As related by Micheál Mac Giolla Coda on the Irish Beekeepers’ Federation website (www.irishbeekeepers.com), the widespread survival of the native honeybee was not fully appreciated until some 30 years ago, when three schoolgirls won the Aer Lingus Young Scientist Competition, having “actually measured 22,000 bees’ wings”. With other, more conventional, research, this encouraged the selective breeding of queens from native strains.
Mac Giolla Coda himself, advised by geneticist Dr Jacob Kahn, has been engaged in this since 1991 at his apiary at the foot of the Galtee Mountains. He has recruited dozens of beekeepers to selective breeding over much of Leinster and Munster, and secured funding under a government scheme for conservation of genetic resources.
While the dandelion provides the first appreciable nectar for the native Irish bee, it goes on to thrive on heather and ivy and usually provides a honey surplus even from cool and windy summers. Unlike the Italian bee, it knows when to stop rearing more young if the weather turns bad, and usually settles for no more than 35,000 bees in the colony rather than the 50,000 mentioned in bee books.
Its generally amiable temper is compromised, apparently, only in hybridisation with introduced Italian or Buckfast bees. I wish we had known this in our early ventures into bee-keeping, with stocks of Italianate origin. As an innocent bystander, I was often chased down the garden, especially for playing the wrong music out of doors, and the beekeeper herself had to nurse too many allergenic stings.
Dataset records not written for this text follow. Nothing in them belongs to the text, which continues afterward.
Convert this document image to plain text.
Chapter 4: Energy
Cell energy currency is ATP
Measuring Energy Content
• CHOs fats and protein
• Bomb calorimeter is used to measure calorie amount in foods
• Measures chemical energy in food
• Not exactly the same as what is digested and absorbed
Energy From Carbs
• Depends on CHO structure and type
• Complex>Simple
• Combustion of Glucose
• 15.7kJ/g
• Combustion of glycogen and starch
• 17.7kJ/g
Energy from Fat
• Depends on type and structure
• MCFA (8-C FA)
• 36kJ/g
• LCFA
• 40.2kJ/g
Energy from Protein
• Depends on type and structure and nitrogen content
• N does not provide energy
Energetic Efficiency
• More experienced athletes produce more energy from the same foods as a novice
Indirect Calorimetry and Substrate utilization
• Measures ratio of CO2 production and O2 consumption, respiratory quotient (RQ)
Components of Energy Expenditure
The real Mellifera, on the other hand, if we can trust Mac Giolla Coda, can be almost as sweet as it sounds.
EYE ON NATURE
I have a nestbox seven feet high on a north-facing wall beside a laburnum for one and a half years, and I’m so disappointed that I haven’t got a tenant.
Eileen Reynolds, Kilkenny.
Move it to a northeast to southeast-facing direction, protected from cold winds and shaded from hot sun.
The wrapping came loose on a pallet of new, empty PET bottles in my yard and they squeaked as they rubbed on each other when I tried to rewrap them. An owl silently swooped down and circled me several times. The squeaky bottles must have resembled the chattering of mice in the grass.
David Llewellyn, Lusk, Co Dublin.
I discovered a pygmy shrew in a mousetrap. Is it common for them to come into the house, and what can they eat when the ground is frozen?
Janet Cavanagh, Co Clare.
Shrews come inside in desperation when they cannot find food outside. They eat a wide range of insects, mainly beetles and woodlice. If they fast longer than three hours they die.